Penelitian ini bertujuan untuk menganalisis peran program Rumah Belajar sebagai media penanaman nilai-nilai Kristiani dalam membentuk sikap ramah anak usia 6–12 tahun di Desa Simanampang. Latar belakang penelitian ini didasarkan pada pentingnya pendidikan karakter yang tidak hanya berorientasi pada aspek kognitif, tetapi juga pada pembentukan perilaku sosial yang mencerminkan nilai kasih, kepedulian, tanggung jawab, dan penghargaan terhadap sesama. Penelitian ini menggunakan pendekatan kualitatif deskriptif dengan teknik pengumpulan data melalui observasi, dokumentasi, dan refleksi terhadap pelaksanaan program Kuliah Praktik dan Pengabdian kepada Masyarakat (KPPM) mahasiswa IAKN Tarutung. Hasil penelitian menunjukkan bahwa Rumah Belajar menjadi ruang pendidikan nonformal yang efektif dalam menginternalisasikan nilai-nilai Kristiani melalui pembelajaran Alkitab kontekstual, permainan edukatif, kegiatan kolaboratif, pembiasaan perilaku positif, serta keteladanan mahasiswa sebagai fasilitator. Proses tersebut mendorong perkembangan sikap ramah anak yang terlihat melalui peningkatan kemampuan berinteraksi, sikap saling menghargai, kepedulian terhadap teman, kemampuan bekerja sama, dan kesediaan membantu sesama. Penelitian ini juga menemukan bahwa keberhasilan pembentukan karakter anak dipengaruhi oleh kolaborasi antara mahasiswa KPPM, keluarga, gereja, dan masyarakat sebagai suatu ekosistem pendidikan yang berkelanjutan.

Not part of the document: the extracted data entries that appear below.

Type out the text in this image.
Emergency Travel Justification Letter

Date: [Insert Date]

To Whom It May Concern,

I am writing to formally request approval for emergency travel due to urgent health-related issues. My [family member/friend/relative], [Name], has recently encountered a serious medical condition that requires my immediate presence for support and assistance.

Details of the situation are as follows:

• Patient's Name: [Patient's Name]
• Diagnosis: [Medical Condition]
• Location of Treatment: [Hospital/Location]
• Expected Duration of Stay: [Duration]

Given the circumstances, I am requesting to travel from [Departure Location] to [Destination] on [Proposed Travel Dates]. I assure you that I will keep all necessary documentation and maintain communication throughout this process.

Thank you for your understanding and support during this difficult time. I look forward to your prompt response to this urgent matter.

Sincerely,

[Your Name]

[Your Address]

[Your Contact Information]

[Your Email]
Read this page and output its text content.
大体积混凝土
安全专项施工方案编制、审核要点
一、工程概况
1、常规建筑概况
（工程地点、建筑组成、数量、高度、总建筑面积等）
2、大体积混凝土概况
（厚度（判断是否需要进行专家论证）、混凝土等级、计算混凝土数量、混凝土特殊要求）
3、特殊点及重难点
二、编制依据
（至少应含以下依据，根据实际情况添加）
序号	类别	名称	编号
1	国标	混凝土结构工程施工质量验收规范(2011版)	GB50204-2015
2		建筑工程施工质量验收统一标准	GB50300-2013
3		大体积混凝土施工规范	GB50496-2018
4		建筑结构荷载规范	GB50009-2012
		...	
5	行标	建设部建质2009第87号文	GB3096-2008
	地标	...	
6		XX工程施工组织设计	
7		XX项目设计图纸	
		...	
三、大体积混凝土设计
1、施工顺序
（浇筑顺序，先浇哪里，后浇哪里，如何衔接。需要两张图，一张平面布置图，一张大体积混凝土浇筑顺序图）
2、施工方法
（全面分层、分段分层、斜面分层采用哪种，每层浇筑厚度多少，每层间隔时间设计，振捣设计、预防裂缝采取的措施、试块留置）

Rumah Belajar tidak hanya berfungsi sebagai tempat pendampingan belajar, tetapi juga sebagai sarana transformasi karakter yang menghubungkan nilai iman Kristen dengan kehidupan sosial anak. Program berbasis komunitas seperti ini memiliki kontribusi penting dalam membangun lingkungan yang ramah anak dan mendukung pertumbuhan spiritual serta sosial secara holistik.